I was young, but I wasn't fooled: magnanimous lip service aside, it was obvious that some sins ranked as more egregious than others. When I learned, around seven or eight years old, what a lesbian was, I tried to relay the information to my best friend and an older acquaintance during a church trip, buzzing with pride, feeling uncharacteristically worldly.
I was taught that God loved everyone the same, no matter their sin
"One second," the older girl interrupted in a whisper, then whirled around to address the rest of the bus at large, raising her voice to a shout. "CARLA'S TALKING ABOUT LESBIANS!" She turned back to me and my best friend, who was snickering helplessly, a cruel betrayal. "Okay, keep going."
I received a stern warning, laced with Biblical disappointment, and slunk deep into my seat, so furious and ashamed I couldn't speak a word the rest of the way home. I had no idea what lesbians did together, but I did know that they were the inverse of men who committed sodomy, the same kinds of men who earned their fiery deaths at the hands of those angels Lot had protected. Decades later, when I continued that conversation with the same best friend—privately, this time—she absorbed my news silently, and then asked, "But what about Adam and Eve?"
It took me a few seconds to realize she wasn't joking.
*
Sodom was Sarah's home, so I couldn't blame her for looking back. It was all she knew. All she would ever know.
As a child, I found the image both horrifying and sort of lovely, in a melancholy way: I liked to imagine her frozen figure—neck craned, eyes seeking, beseeching, spine curved to a slight pivot—transformed into pure, gleaming salt. There was some small part of me, the part that yearned to jump from high places and shriek obscenities in hushed rooms, that admired and even envied her abandon, her decision to turn and look, because she wanted to, and chose not to repress the urge. Damn the consequences. I hope what she saw was spectacular, even in its horror. I hope she didn't even have time for regret: just that one thrilling moment to marvel, airborne, before such complete, quiet obliteration.
*
In many African cultures, owls are seen as malevolent animals: harbingers of death and evil magic. European legend held them in similar regard: creatures of the night, foretelling death and misfortune. According to a popular British myth, an owl would turn its head to keep its gaze fixed on an object until it snapped its own neck. Appalachian folklore believed that an owl circling in the sky during the day was an ominous sign.
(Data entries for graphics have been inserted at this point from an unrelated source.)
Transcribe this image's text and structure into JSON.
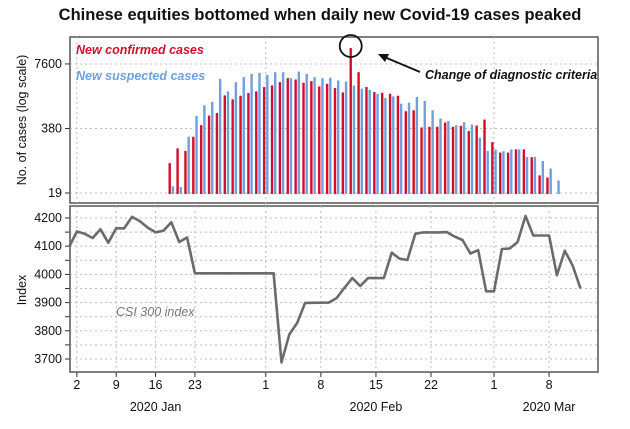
{
  "chart_data": [
    {
      "type": "bar",
      "title": "Chinese equities bottomed when daily new Covid-19 cases peaked",
      "ylabel": "No. of cases (log scale)",
      "yscale": "log",
      "yticks": [
        19,
        380,
        7600
      ],
      "ylim": [
        19,
        16000
      ],
      "grid": true,
      "legend_placement": "top-left",
      "annotation": "Change of diagnostic criteria",
      "annotation_date": "2020-02-12",
      "series": [
        {
          "name": "New confirmed cases",
          "color": "#d0102a",
          "start": "2020-01-20",
          "values": [
            76,
            151,
            134,
            259,
            443,
            692,
            782,
            1764,
            1468,
            1738,
            1966,
            2124,
            2594,
            2800,
            3266,
            3927,
            3690,
            3163,
            3418,
            2673,
            3020,
            2477,
            2028,
            15880,
            5177,
            2594,
            2060,
            1996,
            1906,
            1738,
            845,
            885,
            398,
            411,
            411,
            501,
            411,
            430,
            336,
            436,
            575,
            202,
            124,
            124,
            144,
            144,
            100,
            43,
            39
          ]
        },
        {
          "name": "New suspected cases",
          "color": "#6fa0dc",
          "start": "2020-01-20",
          "values": [
            26,
            25,
            259,
            681,
            1114,
            1300,
            3810,
            2124,
            3266,
            4111,
            4797,
            5020,
            4578,
            5177,
            5177,
            3927,
            5338,
            4797,
            4111,
            3927,
            3990,
            3525,
            3365,
            2800,
            2399,
            2291,
            1906,
            1563,
            1686,
            1202,
            1260,
            1636,
            1361,
            885,
            603,
            541,
            443,
            509,
            457,
            247,
            134,
            144,
            132,
            144,
            144,
            101,
            101,
            84,
            59,
            34
          ]
        }
      ]
    },
    {
      "type": "line",
      "ylabel": "Index",
      "yticks": [
        3700,
        3800,
        3900,
        4000,
        4100,
        4200
      ],
      "ylim": [
        3700,
        4200
      ],
      "grid": true,
      "xticks": [
        {
          "date": "2020-01-02",
          "label": "2"
        },
        {
          "date": "2020-01-09",
          "label": "9"
        },
        {
          "date": "2020-01-16",
          "label": "16"
        },
        {
          "date": "2020-01-23",
          "label": "23"
        },
        {
          "date": "2020-02-01",
          "label": "1"
        },
        {
          "date": "2020-02-08",
          "label": "8"
        },
        {
          "date": "2020-02-15",
          "label": "15"
        },
        {
          "date": "2020-02-22",
          "label": "22"
        },
        {
          "date": "2020-03-01",
          "label": "1"
        },
        {
          "date": "2020-03-08",
          "label": "8"
        }
      ],
      "month_labels": [
        {
          "date": "2020-01-16",
          "label": "2020 Jan"
        },
        {
          "date": "2020-02-15",
          "label": "2020 Feb"
        },
        {
          "date": "2020-03-08",
          "label": "2020 Mar"
        }
      ],
      "series": [
        {
          "name": "CSI 300 index",
          "color": "#6b6b6b",
          "points": [
            [
              "2019-12-31",
              4097
            ],
            [
              "2020-01-02",
              4152
            ],
            [
              "2020-01-03",
              4144
            ],
            [
              "2020-01-06",
              4129
            ],
            [
              "2020-01-07",
              4160
            ],
            [
              "2020-01-08",
              4112
            ],
            [
              "2020-01-09",
              4164
            ],
            [
              "2020-01-10",
              4163
            ],
            [
              "2020-01-13",
              4204
            ],
            [
              "2020-01-14",
              4189
            ],
            [
              "2020-01-15",
              4166
            ],
            [
              "2020-01-16",
              4149
            ],
            [
              "2020-01-17",
              4155
            ],
            [
              "2020-01-20",
              4185
            ],
            [
              "2020-01-21",
              4115
            ],
            [
              "2020-01-22",
              4131
            ],
            [
              "2020-01-23",
              4004
            ],
            [
              "2020-02-02",
              4004
            ],
            [
              "2020-02-03",
              3688
            ],
            [
              "2020-02-04",
              3788
            ],
            [
              "2020-02-05",
              3828
            ],
            [
              "2020-02-06",
              3899
            ],
            [
              "2020-02-09",
              3900
            ],
            [
              "2020-02-10",
              3916
            ],
            [
              "2020-02-11",
              3952
            ],
            [
              "2020-02-12",
              3987
            ],
            [
              "2020-02-13",
              3959
            ],
            [
              "2020-02-14",
              3987
            ],
            [
              "2020-02-16",
              3987
            ],
            [
              "2020-02-17",
              4077
            ],
            [
              "2020-02-18",
              4056
            ],
            [
              "2020-02-19",
              4051
            ],
            [
              "2020-02-20",
              4144
            ],
            [
              "2020-02-21",
              4149
            ],
            [
              "2020-02-23",
              4149
            ],
            [
              "2020-02-24",
              4150
            ],
            [
              "2020-02-25",
              4134
            ],
            [
              "2020-02-26",
              4122
            ],
            [
              "2020-02-27",
              4074
            ],
            [
              "2020-02-28",
              4086
            ],
            [
              "2020-02-29",
              3940
            ],
            [
              "2020-03-01",
              3940
            ],
            [
              "2020-03-02",
              4090
            ],
            [
              "2020-03-03",
              4092
            ],
            [
              "2020-03-04",
              4115
            ],
            [
              "2020-03-05",
              4207
            ],
            [
              "2020-03-06",
              4138
            ],
            [
              "2020-03-08",
              4138
            ],
            [
              "2020-03-09",
              3997
            ],
            [
              "2020-03-10",
              4084
            ],
            [
              "2020-03-11",
              4031
            ],
            [
              "2020-03-12",
              3950
            ]
          ]
        }
      ]
    }
  ]
}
What is more unsettling than a creature with such a pliable, piercing gaze? The notion that its gift bears no significance. We need the owl to be majestic and wise, to be diviners and arbiters, because they do what we cannot: look far behind themselves, without regret, without injury, without fear of censure or loss. With so much to learn from what has already passed, who wouldn't begin to accurately guess at what is ahead?
*
I wandered into the bar on a Tuesday, as that was the night they offered weekly tarot readings that I'd hoped to glean some insight from, anxious though I was about the inevitable language barrier. My fluency manifested only in dreams and after one too many drinks. When I finally mustered the courage to break the silence, I learned that the reader had left hours ago. Hundreds of owl eyes watched me nod and swallow my mild disappointment. Foolishly, I had assumed the tarot reader would be there all night. I thought I'd had time.
Outside the bar, I paused, then turned. The sign's blue glow was brighter in the absence of sun, so I took a photo of it before walking away.